Bölümlere ayrılmış olmasına rağmen, Kutsal Kitap çelişmeyen, tek olan bir hikâyeyi sunmaktadır: Tanrı’nın, insanları kurtarışı. Norman Geisler ve William Nix bu hikâyeyi şu sözleriyle ifade etmişlerdir: “Yaratılış’taki ‘Kaybedilen Cennet’, Esinleme’de ‘Kazanılan Cennet’ olmuştur.

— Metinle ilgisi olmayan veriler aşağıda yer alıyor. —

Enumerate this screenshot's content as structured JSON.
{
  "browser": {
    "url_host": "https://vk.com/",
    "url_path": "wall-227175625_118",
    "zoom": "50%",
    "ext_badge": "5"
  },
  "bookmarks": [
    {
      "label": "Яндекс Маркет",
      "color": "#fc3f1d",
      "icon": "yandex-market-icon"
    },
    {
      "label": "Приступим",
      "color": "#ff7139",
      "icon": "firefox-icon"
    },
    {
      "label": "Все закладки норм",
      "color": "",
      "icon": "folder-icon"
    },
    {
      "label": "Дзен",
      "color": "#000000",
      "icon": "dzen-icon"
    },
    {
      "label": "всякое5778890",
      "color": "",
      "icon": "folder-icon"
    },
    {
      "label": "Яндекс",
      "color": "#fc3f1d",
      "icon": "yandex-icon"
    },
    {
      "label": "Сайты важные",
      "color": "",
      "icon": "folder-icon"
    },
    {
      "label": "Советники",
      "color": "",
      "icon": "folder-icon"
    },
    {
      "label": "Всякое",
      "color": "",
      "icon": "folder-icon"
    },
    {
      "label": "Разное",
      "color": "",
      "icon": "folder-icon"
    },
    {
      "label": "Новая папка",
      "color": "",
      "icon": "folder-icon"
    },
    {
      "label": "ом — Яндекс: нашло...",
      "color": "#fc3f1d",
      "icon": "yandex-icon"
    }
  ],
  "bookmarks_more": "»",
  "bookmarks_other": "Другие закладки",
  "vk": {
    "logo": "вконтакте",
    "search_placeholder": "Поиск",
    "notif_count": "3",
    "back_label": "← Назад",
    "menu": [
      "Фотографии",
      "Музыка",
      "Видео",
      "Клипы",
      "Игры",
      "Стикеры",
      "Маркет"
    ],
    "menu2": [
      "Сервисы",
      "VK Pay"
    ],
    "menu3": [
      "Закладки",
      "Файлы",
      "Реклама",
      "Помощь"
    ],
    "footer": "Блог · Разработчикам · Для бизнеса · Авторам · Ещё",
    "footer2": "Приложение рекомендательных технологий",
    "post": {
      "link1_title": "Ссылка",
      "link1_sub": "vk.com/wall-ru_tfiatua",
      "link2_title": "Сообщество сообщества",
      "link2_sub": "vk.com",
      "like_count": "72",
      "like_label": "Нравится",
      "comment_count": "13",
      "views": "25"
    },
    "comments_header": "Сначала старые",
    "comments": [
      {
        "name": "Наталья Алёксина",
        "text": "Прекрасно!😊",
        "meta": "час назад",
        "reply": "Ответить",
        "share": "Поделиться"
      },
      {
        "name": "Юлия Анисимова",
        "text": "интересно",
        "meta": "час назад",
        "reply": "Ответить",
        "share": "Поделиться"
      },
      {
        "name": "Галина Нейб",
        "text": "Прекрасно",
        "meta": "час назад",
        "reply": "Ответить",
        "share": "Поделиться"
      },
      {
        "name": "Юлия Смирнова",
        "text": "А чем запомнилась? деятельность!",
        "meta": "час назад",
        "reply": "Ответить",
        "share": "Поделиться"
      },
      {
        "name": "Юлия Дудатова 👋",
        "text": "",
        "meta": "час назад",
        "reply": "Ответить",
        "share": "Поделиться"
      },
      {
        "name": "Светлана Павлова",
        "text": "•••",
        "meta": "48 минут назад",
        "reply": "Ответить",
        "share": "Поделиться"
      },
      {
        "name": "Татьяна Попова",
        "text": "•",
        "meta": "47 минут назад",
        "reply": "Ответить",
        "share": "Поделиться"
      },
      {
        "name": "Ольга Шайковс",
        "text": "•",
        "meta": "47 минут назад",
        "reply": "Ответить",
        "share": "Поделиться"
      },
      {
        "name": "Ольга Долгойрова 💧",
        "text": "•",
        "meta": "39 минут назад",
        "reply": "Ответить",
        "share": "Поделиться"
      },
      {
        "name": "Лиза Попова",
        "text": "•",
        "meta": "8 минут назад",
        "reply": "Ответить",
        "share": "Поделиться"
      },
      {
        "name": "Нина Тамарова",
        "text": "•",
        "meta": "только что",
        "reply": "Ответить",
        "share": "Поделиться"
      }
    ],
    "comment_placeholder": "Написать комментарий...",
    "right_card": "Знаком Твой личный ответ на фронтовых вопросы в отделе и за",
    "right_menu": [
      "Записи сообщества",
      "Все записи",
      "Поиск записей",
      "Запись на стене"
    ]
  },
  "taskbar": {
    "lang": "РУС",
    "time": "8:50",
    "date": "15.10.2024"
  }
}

Aynı şekilde, Yaratılış’ta kapanmış olan hayat ağacına açılan kapı, Esinleme’de sonsuza kadar açılmaktadır.” (Geisler/Nix, GIB’86, 28) Birleştirici bağ ise ortadadır, günahtan ve yargıdan kurtulup, tam bir değişim geçirip; tek, merhametli ve kutsal olan Tanrı’nın huzurunda ebedi bir coşkuyla yeni bir hayata başlamak.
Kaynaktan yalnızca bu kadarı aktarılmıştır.